Why Parents Should Consider Homeschooling Their Children

People often ask me why I homeschool my children. “What are the benefits of homeschooling?” I have to temper my tongue when answering because the first thought that comes to mind is “Why shouldn’t I homeschool my kids? It’s better for them.”

I strongly believe in the benefits of homeschooling. I think it’s good for most kids. (Whether or not it’s a good idea for their parents is an entirely different question.) Most kids, say those who fit in the middle of the bell curve, will probably do well in school. However, they could probably do better at home. Why should you and your children settle for the fine?

Why? Many reasons make homeschooling a good idea. These are the most important.

True customization is possible.

A teacher in a classroom cannot personalize his teaching for each individual child. (S)he doesn’t have the time and probably doesn’t have the ability. How could a person learn to excel in teaching children with ADD, Tourette’s, dyslexia, depression, PTSD, autism, and the myriad of other problems that people have? I do not see it

As a homeschooling mom, I just have to learn to teach around and with the problems my kids have.

Learning can still be fun.

Schools in the United States were not built to educate children. They were built to give future factory workers the bare minimum they would need to perform adequately in a factory. Future workers needed to know how to read, how to do some basic math, how to do repetitive and boring tasks, and how to respond to bells and whistles.

As a consequence, the schools themselves are small factories that produce children. Besides the fact that factory work is no longer available in the United States, this method of education kills the fun of learning.

Most homeschoolers don’t do tons of worksheets. Once the child has mastered a topic, he moves on to the next topic.
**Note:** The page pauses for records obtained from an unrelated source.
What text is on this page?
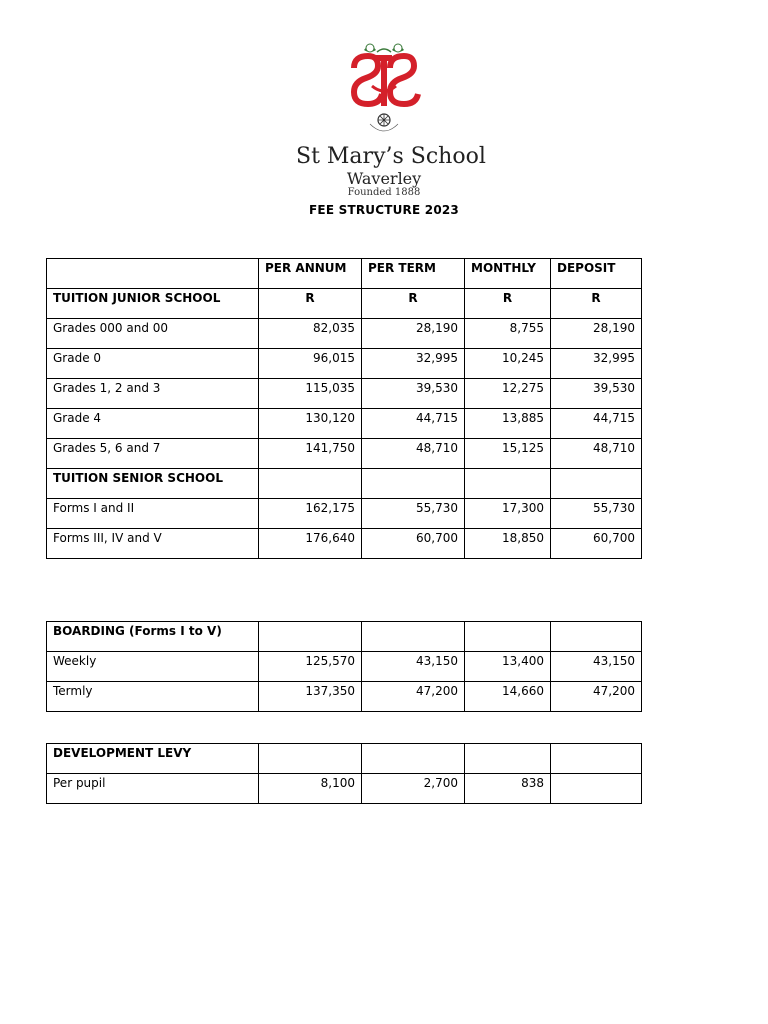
St Mary’s School
Waverley
Founded 1888
FEE STRUCTURE 2023
	PER ANNUM	PER TERM	MONTHLY	DEPOSIT
TUITION JUNIOR SCHOOL	R	R	R	R
Grades 000 and 00	82,035	28,190	8,755	28,190
Grade 0	96,015	32,995	10,245	32,995
Grades 1, 2 and 3	115,035	39,530	12,275	39,530
Grade 4	130,120	44,715	13,885	44,715
Grades 5, 6 and 7	141,750	48,710	15,125	48,710
TUITION SENIOR SCHOOL				
Forms I and II	162,175	55,730	17,300	55,730
Forms III, IV and V	176,640	60,700	18,850	60,700
BOARDING (Forms I to V)				
Weekly	125,570	43,150	13,400	43,150
Termly	137,350	47,200	14,660	47,200
DEVELOPMENT LEVY				
Per pupil	8,100	2,700	838	
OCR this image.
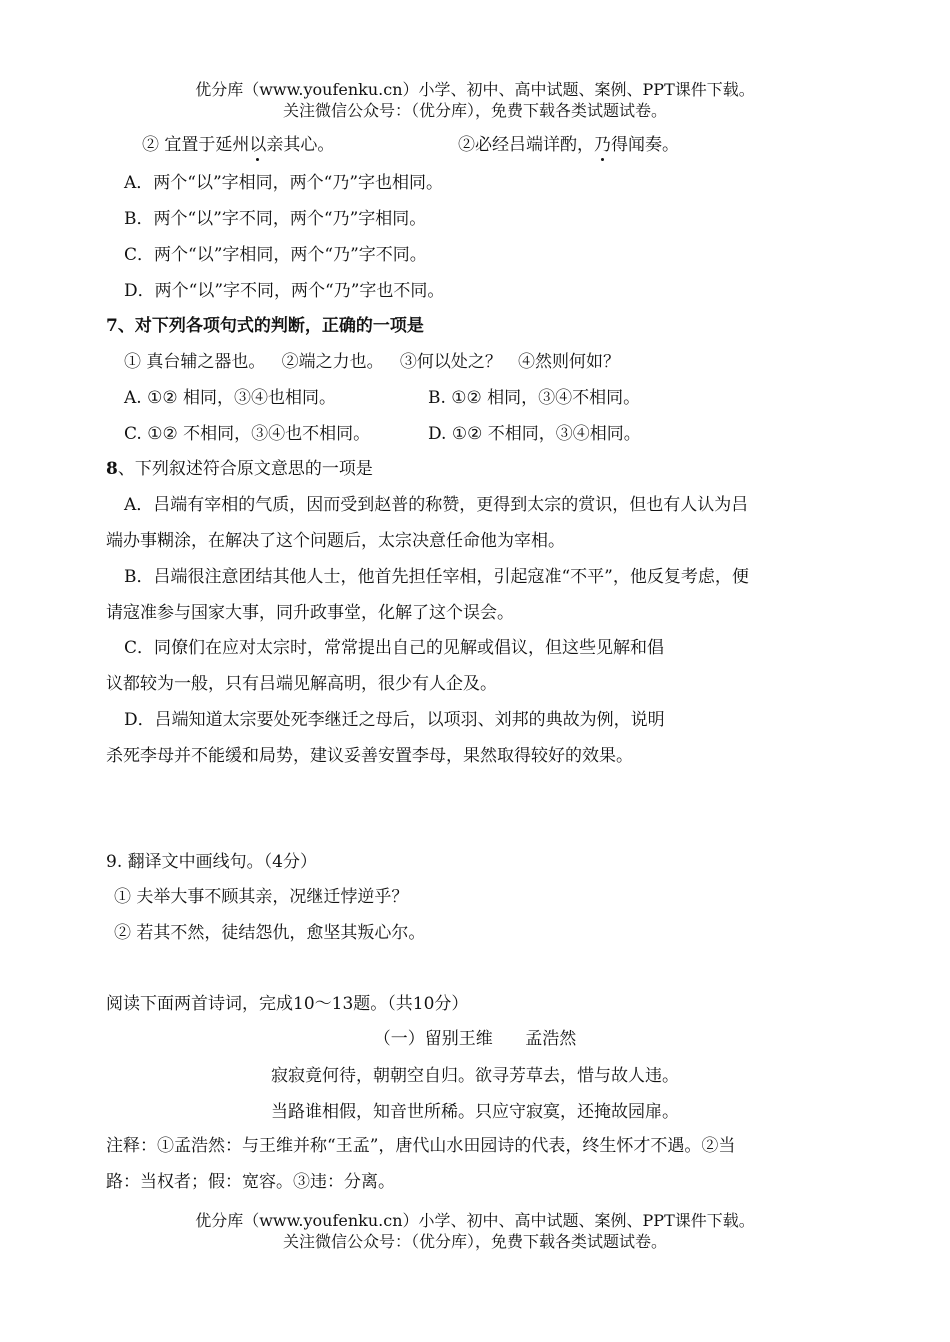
优分库（www.youfenku.cn）小学、初中、高中试题、案例、PPT课件下载。
关注微信公众号：（优分库），免费下载各类试题试卷。
② 宜置于延州以亲其心。	②必经吕端详酌，乃得闻奏。
A．两个“以”字相同，两个“乃”字也相同。
B．两个“以”字不同，两个“乃”字相同。
C．两个“以”字相同，两个“乃”字不同。
D．两个“以”字不同，两个“乃”字也不同。
7、对下列各项句式的判断，正确的一项是
① 真台辅之器也。   ②端之力也。   ③何以处之？   ④然则何如？
A. ①② 相同，③④也相同。	B. ①② 相同，③④不相同。
C. ①② 不相同，③④也不相同。	D. ①② 不相同，③④相同。
8、下列叙述符合原文意思的一项是
A．吕端有宰相的气质，因而受到赵普的称赞，更得到太宗的赏识，但也有人认为吕
端办事糊涂，在解决了这个问题后，太宗决意任命他为宰相。
B．吕端很注意团结其他人士，他首先担任宰相，引起寇准“不平”，他反复考虑，便
请寇准参与国家大事，同升政事堂，化解了这个误会。
C．同僚们在应对太宗时，常常提出自己的见解或倡议，但这些见解和倡
议都较为一般，只有吕端见解高明，很少有人企及。
D．吕端知道太宗要处死李继迁之母后，以项羽、刘邦的典故为例，说明
杀死李母并不能缓和局势，建议妥善安置李母，果然取得较好的效果。
9. 翻译文中画线句。（4分）
① 夫举大事不顾其亲，况继迁悖逆乎？
② 若其不然，徒结怨仇，愈坚其叛心尔。
阅读下面两首诗词，完成10～13题。（共10分）
（一）留别王维      孟浩然
寂寂竟何待，朝朝空自归。欲寻芳草去，惜与故人违。
当路谁相假，知音世所稀。只应守寂寞，还掩故园扉。
注释：①孟浩然：与王维并称“王孟”，唐代山水田园诗的代表，终生怀才不遇。②当
路：当权者；假：宽容。③违：分离。
优分库（www.youfenku.cn）小学、初中、高中试题、案例、PPT课件下载。
关注微信公众号：（优分库），免费下载各类试题试卷。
From time to time, the parent may reassess the child, either with a formal test or surreptitiously. Let’s be honest. Very few children like worksheets, and worksheets are completely negative and a waste of time for dyslexics, who by current estimates make up 20% of children.
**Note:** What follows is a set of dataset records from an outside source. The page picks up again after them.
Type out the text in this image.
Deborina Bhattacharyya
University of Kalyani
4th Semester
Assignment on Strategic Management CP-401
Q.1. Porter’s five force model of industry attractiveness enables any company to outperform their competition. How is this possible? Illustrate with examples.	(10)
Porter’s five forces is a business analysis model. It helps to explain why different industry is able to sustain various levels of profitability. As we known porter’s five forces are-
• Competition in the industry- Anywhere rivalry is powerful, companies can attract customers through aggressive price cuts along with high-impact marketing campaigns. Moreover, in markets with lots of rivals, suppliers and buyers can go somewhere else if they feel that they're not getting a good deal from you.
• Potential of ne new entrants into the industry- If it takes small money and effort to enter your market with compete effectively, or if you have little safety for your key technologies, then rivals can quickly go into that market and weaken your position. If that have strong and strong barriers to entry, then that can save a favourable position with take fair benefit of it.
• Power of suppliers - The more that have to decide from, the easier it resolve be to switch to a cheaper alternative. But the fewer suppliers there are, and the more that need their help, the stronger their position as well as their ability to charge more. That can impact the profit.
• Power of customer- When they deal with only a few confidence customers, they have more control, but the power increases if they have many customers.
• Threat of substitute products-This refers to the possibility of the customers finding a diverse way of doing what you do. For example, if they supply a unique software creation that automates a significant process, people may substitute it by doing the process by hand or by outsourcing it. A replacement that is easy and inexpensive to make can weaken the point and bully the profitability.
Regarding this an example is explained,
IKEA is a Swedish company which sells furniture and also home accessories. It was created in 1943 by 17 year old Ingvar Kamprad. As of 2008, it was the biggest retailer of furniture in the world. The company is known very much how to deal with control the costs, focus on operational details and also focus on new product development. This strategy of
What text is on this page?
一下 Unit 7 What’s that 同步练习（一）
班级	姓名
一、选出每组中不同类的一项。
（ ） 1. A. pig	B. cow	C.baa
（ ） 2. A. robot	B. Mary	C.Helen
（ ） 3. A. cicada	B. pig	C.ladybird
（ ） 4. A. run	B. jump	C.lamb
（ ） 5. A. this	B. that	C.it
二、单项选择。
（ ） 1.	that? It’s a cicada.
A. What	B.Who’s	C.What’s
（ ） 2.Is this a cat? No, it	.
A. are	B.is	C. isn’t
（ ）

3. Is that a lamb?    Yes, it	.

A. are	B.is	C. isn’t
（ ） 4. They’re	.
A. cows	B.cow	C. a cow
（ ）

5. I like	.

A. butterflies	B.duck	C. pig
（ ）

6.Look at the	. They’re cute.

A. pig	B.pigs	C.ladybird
Instead of worksheets and bells, children can read, experiment and have fun. I once did a worksheet-less math lesson with my kids where we calculated the cost of traveling to a convention in a different city. The children had to research the carbon emissions for various forms of transportation and the cost of transportation. They had to come up with different ways to eat during the trip and make a cost vs. nutritional analysis. They discovered the time/cost/environmental balance. They had to find the cheapest way to make the trip and the most expensive. They had fun. They asked to do a similar math lesson again.
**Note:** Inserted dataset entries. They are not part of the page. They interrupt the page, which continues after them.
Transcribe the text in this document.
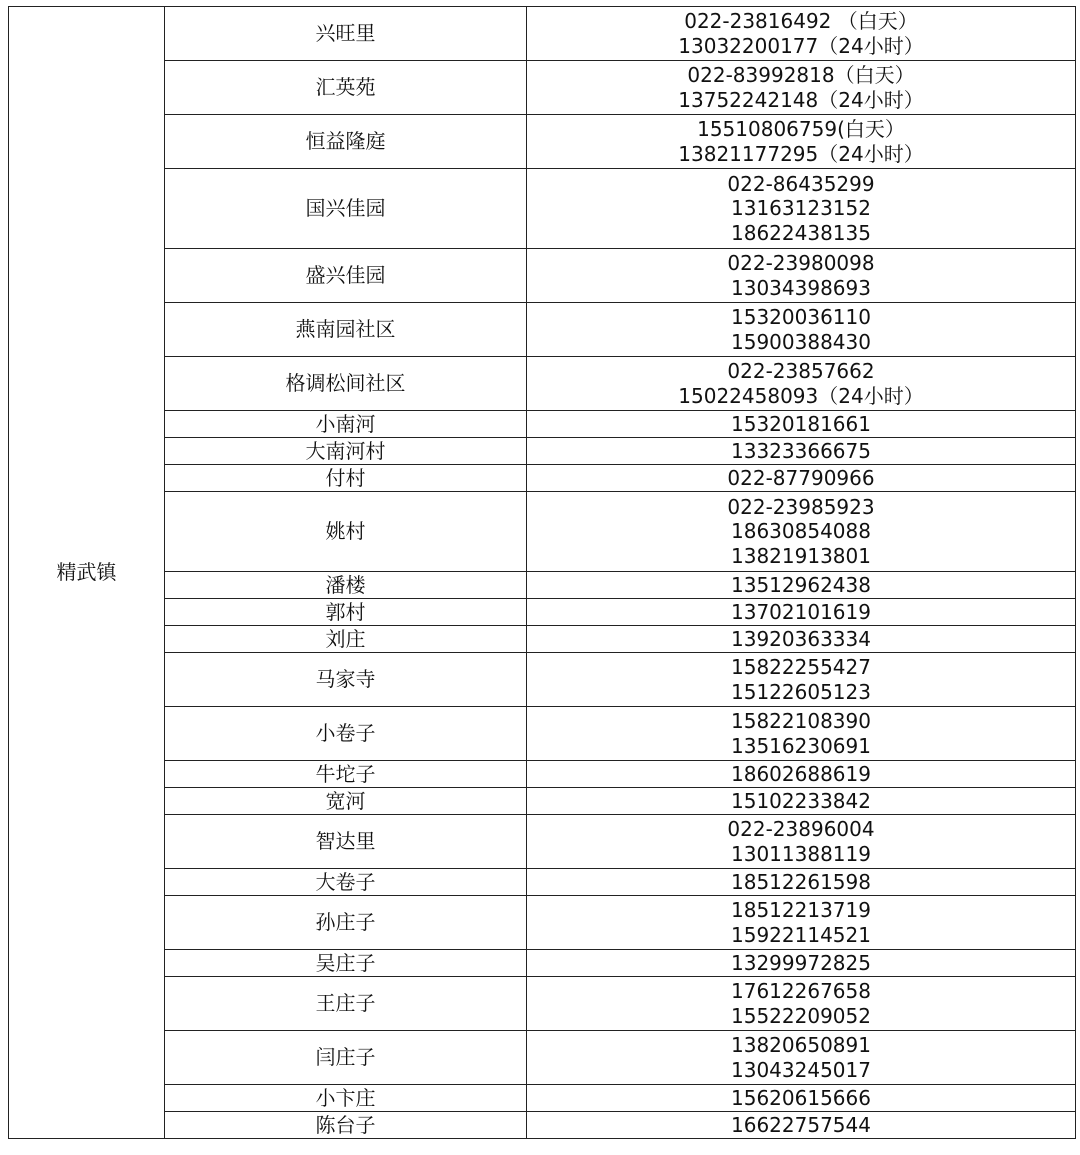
精武镇	兴旺里	022-23816492 （白天）
13032200177（24小时）

	汇英苑	022-83992818（白天）
13752242148（24小时）

	恒益隆庭	15510806759(白天）
13821177295（24小时）

	国兴佳园	022-86435299
13163123152
18622438135

	盛兴佳园	022-23980098
13034398693

	燕南园社区	15320036110
15900388430

	格调松间社区	022-23857662
15022458093（24小时）

	小南河	15320181661

	大南河村	13323366675

	付村	022-87790966

	姚村	022-23985923
18630854088
13821913801

	潘楼	13512962438

	郭村	13702101619

	刘庄	13920363334

	马家寺	15822255427
15122605123

	小卷子	15822108390
13516230691

	牛坨子	18602688619

	宽河	15102233842

	智达里	022-23896004
13011388119

	大卷子	18512261598

	孙庄子	18512213719
15922114521

	吴庄子	13299972825

	王庄子	17612267658
15522209052

	闫庄子	13820650891
13043245017

	小卞庄	15620615666

	陈台子	16622757544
I can accommodate my children.

My daughter is an excellent reader, but my son is dyslexic. My son is a genius at math and strategy, and my daughter is less adept at those tasks. My daughter is creative with physical things that she can hold in her hand, like crafts. My son is creative with abstract ideas.

I can accommodate them.

When we study a book, my husband either reads it to both children as bedtime stories or I have my daughter read it and hand my son an iPod with the audio version loaded.

Since the worksheets are overwhelming, they do not appear in our syllabus.

Since my daughter is creative with physical media, I can make her “tests” something like “show me how this works by building something out of Lego or clay.” For my son, I can have her draw a picture for me or, if I give her enough time, she can explain her ideas verbally.

I can give my son more time to write, or let him type. Children in classrooms do not normally have their own computer in front of them.

I can influence my children.

I am the main influence in the lives of my children; children of a similar age are not. Yes, they still learn silly kid jokes, but they haven’t learned playground pettiness. I can’t stress how wonderful this is.